One in 10 Americans undergo a CT scan every year, and many of them get more than one CT scan every year. While it is difficult to know how many cancers will result from medical imaging, a 2009 study from the National Cancer Institute estimates that CT scans conducted in 2007 will cause a projected 29,000 excess cancer cases and 14,500 excess deaths over the lifetime of those exposed. Given the many scans performed over the last several years, a reasonable estimate of excess lifetime cancers would be in the hundreds of thousands. Unless we change our current practices or overusing CT scans, 3 percent to 5 percent of all future cancers may result from exposure to medical imaging.

We know that these tests are overused. But even when they are appropriately used, they are not always done in the safest ways possible. The rule is that doses for medical imaging should be as low as reasonably achievable. But there are no specific guidelines for the imaging centers to use to identify what optimum low doses are, and thus there is considerable variation within and between institutions. The dose at one hospital can be as much as 50 times stronger than at another.

A recent study at one New York hospital found that nearly a third of its patients undergoing multiple cardiac imaging tests were getting a cumulative effective dose equivalent to 5,000 chest X-rays.
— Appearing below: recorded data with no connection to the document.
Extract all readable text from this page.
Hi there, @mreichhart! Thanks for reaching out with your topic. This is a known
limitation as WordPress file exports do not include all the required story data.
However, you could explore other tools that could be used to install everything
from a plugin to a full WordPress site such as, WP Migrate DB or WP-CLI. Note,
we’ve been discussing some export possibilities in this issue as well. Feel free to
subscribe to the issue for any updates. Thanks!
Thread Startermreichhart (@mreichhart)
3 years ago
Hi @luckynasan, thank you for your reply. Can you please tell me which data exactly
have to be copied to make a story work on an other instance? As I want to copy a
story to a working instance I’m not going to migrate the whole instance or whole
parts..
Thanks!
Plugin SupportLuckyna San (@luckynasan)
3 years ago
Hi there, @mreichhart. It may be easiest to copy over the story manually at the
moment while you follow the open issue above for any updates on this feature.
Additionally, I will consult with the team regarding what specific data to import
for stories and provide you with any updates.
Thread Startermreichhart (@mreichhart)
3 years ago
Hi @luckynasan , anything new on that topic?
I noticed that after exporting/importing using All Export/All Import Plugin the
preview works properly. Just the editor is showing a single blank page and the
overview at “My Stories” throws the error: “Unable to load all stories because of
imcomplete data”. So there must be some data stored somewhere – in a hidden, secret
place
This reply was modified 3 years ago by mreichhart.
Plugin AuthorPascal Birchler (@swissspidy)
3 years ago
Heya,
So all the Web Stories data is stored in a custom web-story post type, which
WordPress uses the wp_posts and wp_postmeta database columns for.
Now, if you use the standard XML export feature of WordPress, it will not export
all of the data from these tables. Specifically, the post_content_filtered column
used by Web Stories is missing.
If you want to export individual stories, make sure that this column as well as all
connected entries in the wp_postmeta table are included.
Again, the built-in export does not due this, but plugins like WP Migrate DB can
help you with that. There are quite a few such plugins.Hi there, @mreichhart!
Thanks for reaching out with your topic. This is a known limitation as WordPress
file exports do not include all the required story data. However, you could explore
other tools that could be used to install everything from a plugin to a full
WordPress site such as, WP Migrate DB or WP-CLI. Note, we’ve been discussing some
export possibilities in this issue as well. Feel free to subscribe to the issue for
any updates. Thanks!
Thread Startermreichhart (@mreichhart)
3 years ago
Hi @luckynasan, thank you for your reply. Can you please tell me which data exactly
And last year, a survey of nuclear cardiologists found that only 7 percent of stress tests were done using a “stress first” protocol (examining an image of the heart after exercise before deciding whether it was necessary to take one of it at rest), which can decrease radiation exposure by up to 75 percent.

But we still have a long way to go. Fortunately, we can reduce the rate of medical imaging by simply avoiding unnecessary scans and minimizing the radiation from appropriate ones. For example, emergency room physicians routinely order multiple CT scans even before examining a patient. For example a patient with possible diagnosis of a kidney stone can often be diagnosed with a history, a physical exam, a urine test, and very simple x-ray called a KUB which has minimal radiation exposure compared to a spiral CT scan that is so frequently ordered.

Better monitoring and guidelines would also help. The Food and Drug Administration oversees the approval of scanners, but does not have regulatory oversight for how they are used. We need clear standards, published by professional radiology societies or organizations like the Joint Commission or the F.D.A. In order to be accredited for CT scans, hospitals and imaging clinics should be required to track the doses they use and ensure that they are truly as low as possible by comparing them to published guidelines.

Patients have a part to play as well. Consumers can go to the website, http://www.choosingwisely.org, to learn about the most commonly overused tests. Before agreeing to a CT scan, they should ask: Will it lead to a better treatment and outcome? Would they get that therapy without the test? Are there alternatives that don’t involve radiation, like ultrasound or MRI? Even when we go to the dentist to have our teeth cleaned, we need to question the dentist about the routine use of dental x-rays and if you do get dental x-rays, it is important to wear a neck shield that protects your thyroid gland.

Bottom Line: We are probably receiving more radiation through medical tests and is important to question your doctor about the necessity of using so many imaging tests that increase our exposure to ionizing radiation.

A version of this op-ed appears in print in the New York Times on January 31, 2014.